Este foi o último trabalho do diretor que veio a falecer apenas um ano depois em decorrência de um câncer. O filme tornou-se um belíssimo retrato da velhice, da solidão e da função da família. Às vezes é preciso viver toda uma vida pra encontrar alguma beleza na cansativa habituação dos costumes cotidianos e foi isso que Ozu nos trouxe em seu último suspiro de vida. Embora seus filmes já tivessem um sensível olhar sobre o cotidiano, nenhum deles deixou tão claro como era tão exaustivo, mas também tão belo estarmos vivos.

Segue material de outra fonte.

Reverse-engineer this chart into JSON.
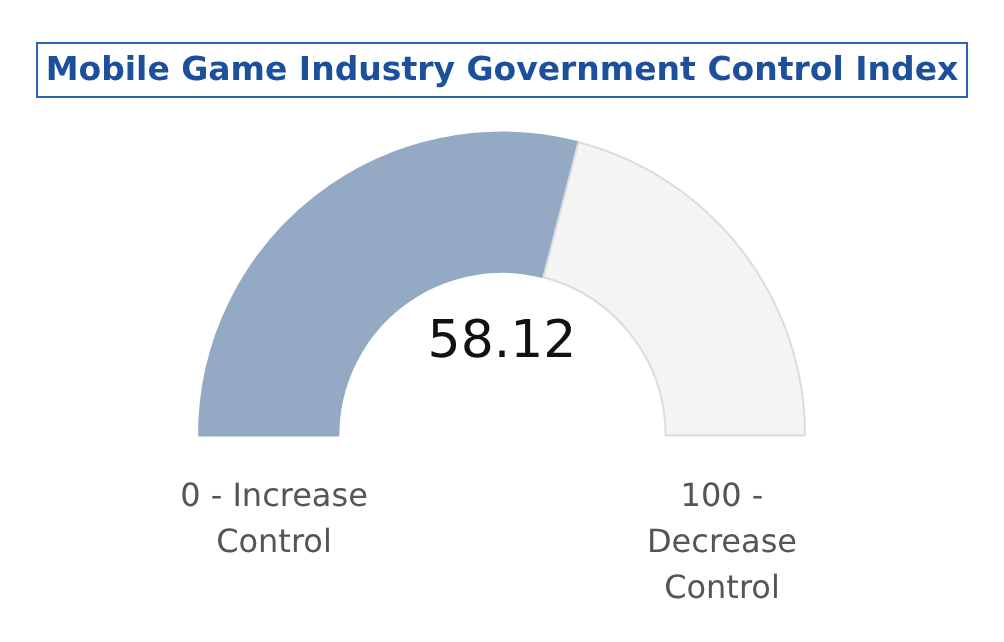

É uma perspectiva até otimista demais pra tempos como este, mas uma vez que você conseguir ver por esta lente talvez tudo tenha um novo sentido.

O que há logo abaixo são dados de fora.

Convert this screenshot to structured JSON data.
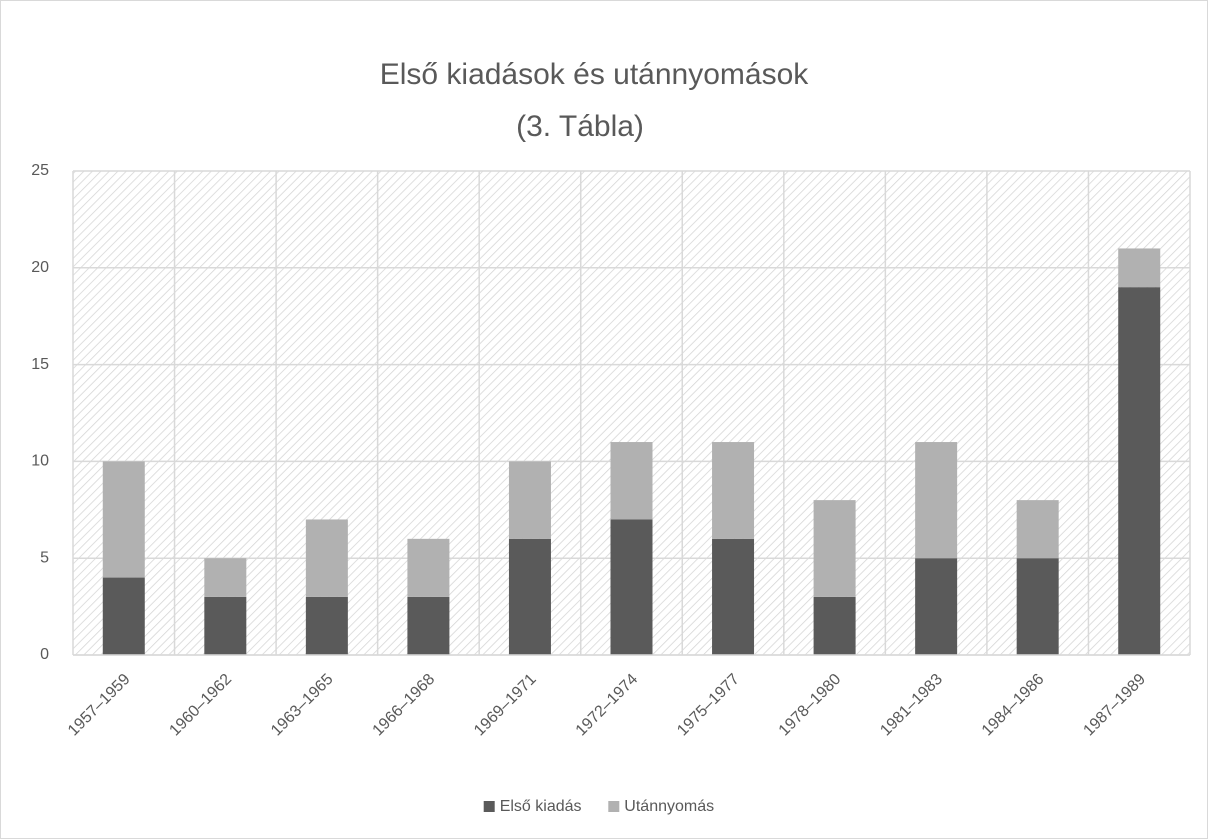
{
  "chart_data": {
    "type": "stacked_bar",
    "title": "Első kiadások és utánnyomások",
    "subtitle": "(3. Tábla)",
    "categories": [
      "1957–1959",
      "1960–1962",
      "1963–1965",
      "1966–1968",
      "1969–1971",
      "1972–1974",
      "1975–1977",
      "1978–1980",
      "1981–1983",
      "1984–1986",
      "1987–1989"
    ],
    "series": [
      {
        "name": "Első kiadás",
        "color": "#5a5a5a",
        "values": [
          4,
          3,
          3,
          3,
          6,
          7,
          6,
          3,
          5,
          5,
          19
        ]
      },
      {
        "name": "Utánnyomás",
        "color": "#b1b1b1",
        "values": [
          6,
          2,
          4,
          3,
          4,
          4,
          5,
          5,
          6,
          3,
          2
        ]
      }
    ],
    "ylim": [
      0,
      25
    ],
    "yticks": [
      0,
      5,
      10,
      15,
      20,
      25
    ],
    "grid": true,
    "legend": "bottom"
  }
}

se acostumar a uma nova rotina é bem difícil

Como de costume nas obras de Ozu, temos um casamento arranjado como pano de fundo pra trama - todavia bem diferente das suas tramas anteriores não tem no casamento. Não é o seu foco, mas sim, apenas, seu catalisador. É a partir do momento em que Shūhei Hirayama (Chishū Ryū), pai já de certa idade, percebe que Michiko (Shima Iwashita), sua filha de 24 anos, talvez esteja sacrificando seu futuro para cuidar dele, que o protagonista começa a não só perceber que precisa “soltá-la” para o mundo, como também o quanto ele já está idoso. O sentimento é, lógico, conflitante. Sem a filha, Hirayama perde sua companhia, apesar de ter ainda outro filho vivendo sobre seu teto, além de um casado. 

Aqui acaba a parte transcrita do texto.